Pour une opération saine, nous retenons quatre règles:
- l’attribution doit rester facultative lorsqu’elle implique une application ou un compte personnel;
- aucun tableau de bord RH ne doit agréger des données individuelles issues de la montre;
- les fonctions de suivi physiologique ne doivent jamais être présentées comme des outils de diagnostic, de traitement ou de suivi médical;
- la communication doit indiquer clairement ce que l’entreprise ne collecte pas, et pas seulement ce qu’elle promet de faire.
Cette retenue protège les collaborateurs, mais aussi la durée de vie symbolique de l’objet. Une montre associée à une surveillance implicite finit au fond d’un tiroir. Une montre associée à un choix utile et non intrusif peut rester portée.
Notre verdict: choisir l’endurance compatible, pas la fiche technique la plus dense
Dans ce comparatif, la Xiaomi Watch S4 offre le meilleur potentiel pour une dotation d’équipes hétérogènes: compatibilité Android et iOS, batterie de 486 mAh et autonomie qui reste de trois à cinq jours même dans un scénario plus exigeant avec affichage permanent. Son chiffre de 15 jours ne doit pas être repris sans ses conditions, mais son ratio endurance d’usage / contrainte de recharge est le plus solide des trois.

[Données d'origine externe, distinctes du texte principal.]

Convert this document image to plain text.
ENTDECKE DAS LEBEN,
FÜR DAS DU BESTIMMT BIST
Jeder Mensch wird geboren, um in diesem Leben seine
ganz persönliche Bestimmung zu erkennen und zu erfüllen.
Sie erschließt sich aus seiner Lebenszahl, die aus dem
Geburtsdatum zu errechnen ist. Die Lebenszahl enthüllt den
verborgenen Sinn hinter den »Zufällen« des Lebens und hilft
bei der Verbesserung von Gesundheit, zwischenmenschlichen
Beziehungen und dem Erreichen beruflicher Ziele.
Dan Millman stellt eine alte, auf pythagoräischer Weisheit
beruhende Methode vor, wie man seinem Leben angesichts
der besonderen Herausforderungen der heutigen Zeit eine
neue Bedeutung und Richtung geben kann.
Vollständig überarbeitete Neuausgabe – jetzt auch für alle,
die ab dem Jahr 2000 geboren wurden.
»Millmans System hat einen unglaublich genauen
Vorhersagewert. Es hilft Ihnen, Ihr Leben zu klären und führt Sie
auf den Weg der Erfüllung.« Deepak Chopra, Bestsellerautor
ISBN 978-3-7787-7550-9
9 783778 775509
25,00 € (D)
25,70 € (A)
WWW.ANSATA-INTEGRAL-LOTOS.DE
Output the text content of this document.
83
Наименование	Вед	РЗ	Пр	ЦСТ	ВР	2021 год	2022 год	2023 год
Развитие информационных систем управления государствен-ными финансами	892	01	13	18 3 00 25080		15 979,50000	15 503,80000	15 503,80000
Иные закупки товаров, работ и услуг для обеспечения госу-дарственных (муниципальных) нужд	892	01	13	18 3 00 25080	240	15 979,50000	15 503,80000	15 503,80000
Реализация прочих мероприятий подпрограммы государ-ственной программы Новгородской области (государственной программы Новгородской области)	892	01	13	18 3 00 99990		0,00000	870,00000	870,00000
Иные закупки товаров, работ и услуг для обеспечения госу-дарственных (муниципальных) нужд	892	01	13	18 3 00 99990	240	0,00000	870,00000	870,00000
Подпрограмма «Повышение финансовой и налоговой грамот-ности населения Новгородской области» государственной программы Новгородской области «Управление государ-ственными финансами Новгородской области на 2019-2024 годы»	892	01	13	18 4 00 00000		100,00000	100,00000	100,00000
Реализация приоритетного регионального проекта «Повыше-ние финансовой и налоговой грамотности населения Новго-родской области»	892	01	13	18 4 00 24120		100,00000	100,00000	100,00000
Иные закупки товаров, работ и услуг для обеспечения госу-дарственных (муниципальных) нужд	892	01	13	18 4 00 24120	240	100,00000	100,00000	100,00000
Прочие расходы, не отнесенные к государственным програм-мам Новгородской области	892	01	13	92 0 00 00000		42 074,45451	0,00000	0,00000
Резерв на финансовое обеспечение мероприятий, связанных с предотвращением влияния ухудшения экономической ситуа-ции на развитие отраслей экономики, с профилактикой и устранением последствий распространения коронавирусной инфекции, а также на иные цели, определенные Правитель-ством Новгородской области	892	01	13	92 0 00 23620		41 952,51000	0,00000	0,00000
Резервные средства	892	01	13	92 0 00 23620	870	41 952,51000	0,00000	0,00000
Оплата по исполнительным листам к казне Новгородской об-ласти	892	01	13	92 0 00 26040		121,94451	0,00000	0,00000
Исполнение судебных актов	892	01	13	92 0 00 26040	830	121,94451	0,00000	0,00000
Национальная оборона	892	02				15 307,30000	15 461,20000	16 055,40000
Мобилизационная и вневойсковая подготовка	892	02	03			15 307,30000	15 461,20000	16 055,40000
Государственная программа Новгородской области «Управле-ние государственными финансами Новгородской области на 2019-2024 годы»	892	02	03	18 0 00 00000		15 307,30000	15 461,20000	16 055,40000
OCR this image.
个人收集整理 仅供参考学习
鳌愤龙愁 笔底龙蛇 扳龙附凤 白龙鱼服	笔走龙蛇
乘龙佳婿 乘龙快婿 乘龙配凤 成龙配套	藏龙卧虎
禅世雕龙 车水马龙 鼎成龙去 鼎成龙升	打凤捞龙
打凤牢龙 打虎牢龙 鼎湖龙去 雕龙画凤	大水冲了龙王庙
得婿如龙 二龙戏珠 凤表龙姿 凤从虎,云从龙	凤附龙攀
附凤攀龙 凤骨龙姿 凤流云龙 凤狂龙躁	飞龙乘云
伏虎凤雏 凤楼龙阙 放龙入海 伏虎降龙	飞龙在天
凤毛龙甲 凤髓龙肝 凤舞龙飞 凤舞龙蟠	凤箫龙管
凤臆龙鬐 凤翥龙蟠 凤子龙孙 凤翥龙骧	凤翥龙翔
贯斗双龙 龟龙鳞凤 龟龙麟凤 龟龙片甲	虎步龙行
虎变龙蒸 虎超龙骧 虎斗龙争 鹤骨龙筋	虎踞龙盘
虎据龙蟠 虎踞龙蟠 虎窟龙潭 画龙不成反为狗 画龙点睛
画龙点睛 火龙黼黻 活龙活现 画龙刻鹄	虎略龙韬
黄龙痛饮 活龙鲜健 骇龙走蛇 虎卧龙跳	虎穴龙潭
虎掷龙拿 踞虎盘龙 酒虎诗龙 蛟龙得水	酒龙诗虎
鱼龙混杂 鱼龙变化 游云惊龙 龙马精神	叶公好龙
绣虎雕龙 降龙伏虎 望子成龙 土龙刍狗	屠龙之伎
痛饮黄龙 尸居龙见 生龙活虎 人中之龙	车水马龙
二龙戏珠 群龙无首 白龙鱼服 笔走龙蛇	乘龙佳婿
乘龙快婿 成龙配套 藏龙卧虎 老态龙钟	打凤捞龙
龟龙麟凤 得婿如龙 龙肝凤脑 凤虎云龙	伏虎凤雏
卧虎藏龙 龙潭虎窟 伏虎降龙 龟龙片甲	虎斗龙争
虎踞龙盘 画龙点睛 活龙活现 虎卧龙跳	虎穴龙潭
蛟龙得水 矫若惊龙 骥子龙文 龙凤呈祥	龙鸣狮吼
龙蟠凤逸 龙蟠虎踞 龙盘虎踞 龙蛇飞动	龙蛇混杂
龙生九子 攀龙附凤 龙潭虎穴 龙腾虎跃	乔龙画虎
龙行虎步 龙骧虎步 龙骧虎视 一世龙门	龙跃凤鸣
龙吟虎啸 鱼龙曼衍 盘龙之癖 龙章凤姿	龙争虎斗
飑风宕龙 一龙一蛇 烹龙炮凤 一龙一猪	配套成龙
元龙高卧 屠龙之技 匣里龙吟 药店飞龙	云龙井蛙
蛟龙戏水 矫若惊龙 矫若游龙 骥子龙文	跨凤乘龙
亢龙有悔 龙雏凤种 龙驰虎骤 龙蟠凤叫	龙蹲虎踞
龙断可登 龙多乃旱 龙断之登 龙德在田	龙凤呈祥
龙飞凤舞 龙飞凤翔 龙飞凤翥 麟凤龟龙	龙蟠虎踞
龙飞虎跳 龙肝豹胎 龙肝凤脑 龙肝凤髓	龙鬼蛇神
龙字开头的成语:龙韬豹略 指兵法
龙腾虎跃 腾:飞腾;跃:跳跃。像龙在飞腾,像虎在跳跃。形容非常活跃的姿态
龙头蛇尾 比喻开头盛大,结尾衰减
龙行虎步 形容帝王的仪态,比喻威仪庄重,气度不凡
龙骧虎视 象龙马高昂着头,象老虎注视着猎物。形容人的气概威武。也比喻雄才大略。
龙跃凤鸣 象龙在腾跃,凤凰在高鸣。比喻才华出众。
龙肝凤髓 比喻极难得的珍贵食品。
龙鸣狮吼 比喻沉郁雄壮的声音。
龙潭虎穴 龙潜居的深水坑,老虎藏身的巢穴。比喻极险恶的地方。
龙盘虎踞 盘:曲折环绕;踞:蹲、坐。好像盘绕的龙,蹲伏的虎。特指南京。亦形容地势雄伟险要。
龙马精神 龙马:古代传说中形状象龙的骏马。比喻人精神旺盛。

La HUAWEI WATCH FIT 4 arrive juste derrière, avec une communication d’autonomie plus honnête dans sa gradation: sept jours en usage normal, quatre avec affichage permanent. C’est le choix équilibré pour une entreprise qui privilégie un objet portable au quotidien sans promettre une performance irréaliste.
La Galaxy Watch7 n’est recommandable que dans un environnement Samsung Galaxy déjà maîtrisé. Sa recharge fréquente et les restrictions liées à certaines fonctions en font un mauvais candidat pour une opération large, malgré ses qualités propres.
Le ratio strict à retenir n’est pas « prix contre nombre de fonctions ». C’est durabilité d’usage contre coût réel de déploiement: compatibilité du parc, fréquence de recharge, pièces remplaçables, tenue du marquage et absence de collecte intrusive. Une montre connectée qui reste portée deux ans vaut plus qu’un modèle sophistiqué, personnalisé à la hâte et abandonné après deux semaines.